The Virtual Disappearance of Miriam, created in 2000 by Martyn Bedford and Andy Campbell as part of the Ilkley Literature Festival, is an example of electronic literature with a linear narrative that uses the digital medium, to aid the process of storytelling. It was first published on the Dreaming Methods website, then in the journal The New River in 2010, and it is now archived in The NEXT Museum.

==About the work==
The reader interacts with the narrative through the use of links and the four different segments of the narrative, "Missing You Already", "House of Sam", "Playing the Male Lead", and "Miriam". The reader moves through these linear stories following Luther's experience to find his missing girlfriend, Miriam. In each of the stories, Luther is faced with a digital environment, for example a computer game and Quentin Tarantino's movie set.
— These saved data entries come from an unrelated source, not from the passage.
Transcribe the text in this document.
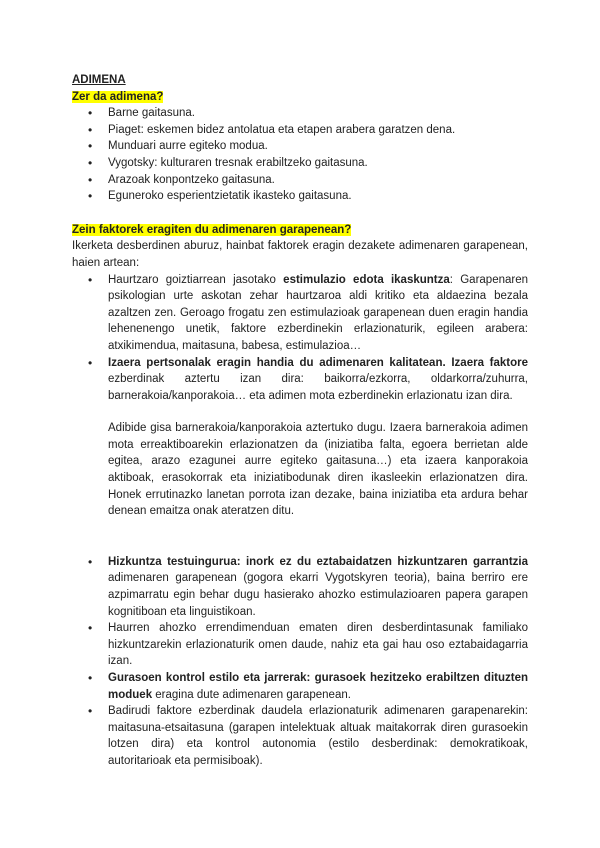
ADIMENA
Zer da adimena?
• Barne gaitasuna.
• Piaget: eskemen bidez antolatua eta etapen arabera garatzen dena.
• Munduari aurre egiteko modua.
• Vygotsky: kulturaren tresnak erabiltzeko gaitasuna.
• Arazoak konpontzeko gaitasuna.
• Eguneroko esperientzietatik ikasteko gaitasuna.
Zein faktorek eragiten du adimenaren garapenean?

Ikerketa desberdinen aburuz, hainbat faktorek eragin dezakete adimenaren garapenean, haien artean:

• Haurtzaro goiztiarrean jasotako estimulazio edota ikaskuntza: Garapenaren psikologian urte askotan zehar haurtzaroa aldi kritiko eta aldaezina bezala azaltzen zen. Geroago frogatu zen estimulazioak garapenean duen eragin handia lehenenengo unetik, faktore ezberdinekin erlazionaturik, egileen arabera: atxikimendua, maitasuna, babesa, estimulazioa…
• Izaera pertsonalak eragin handia du adimenaren kalitatean. Izaera faktore ezberdinak aztertu izan dira: baikorra/ezkorra, oldarkorra/zuhurra, barnerakoia/kanporakoia… eta adimen mota ezberdinekin erlazionatu izan dira.

Adibide gisa barnerakoia/kanporakoia aztertuko dugu. Izaera barnerakoia adimen mota erreaktiboarekin erlazionatzen da (iniziatiba falta, egoera berrietan alde egitea, arazo ezagunei aurre egiteko gaitasuna…) eta izaera kanporakoia aktiboak, erasokorrak eta iniziatibodunak diren ikasleekin erlazionatzen dira. Honek errutinazko lanetan porrota izan dezake, baina iniziatiba eta ardura behar denean emaitza onak ateratzen ditu.

• Hizkuntza testuingurua: inork ez du eztabaidatzen hizkuntzaren garrantzia adimenaren garapenean (gogora ekarri Vygotskyren teoria), baina berriro ere azpimarratu egin behar dugu hasierako ahozko estimulazioaren papera garapen kognitiboan eta linguistikoan.
• Haurren ahozko errendimenduan ematen diren desberdintasunak familiako hizkuntzarekin erlazionaturik omen daude, nahiz eta gai hau oso eztabaidagarria izan.
• Gurasoen kontrol estilo eta jarrerak: gurasoek hezitzeko erabiltzen dituzten moduek eragina dute adimenaren garapenean.
• Badirudi faktore ezberdinak daudela erlazionaturik adimenaren garapenarekin: maitasuna-etsaitasuna (garapen intelektuak altuak maitakorrak diren gurasoekin lotzen dira) eta kontrol autonomia (estilo desberdinak: demokratikoak, autoritarioak eta permisiboak).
These digital environments correspond to the digital medium of the text itself, and convey Miriam as a character who has disappeared virtually.

There are many different physical and material elements that make up the materiality of the narrative, such as images, design, colour, font, and audio.

In 2012 the work was experimentally converted to HTML5 by Andy Campbell using Google Swiffy allowing it to be viewed on devices which do not support the Adobe Flash Player plug-in.

==Reception==
This short visual piece has been analysed in several scholarly works.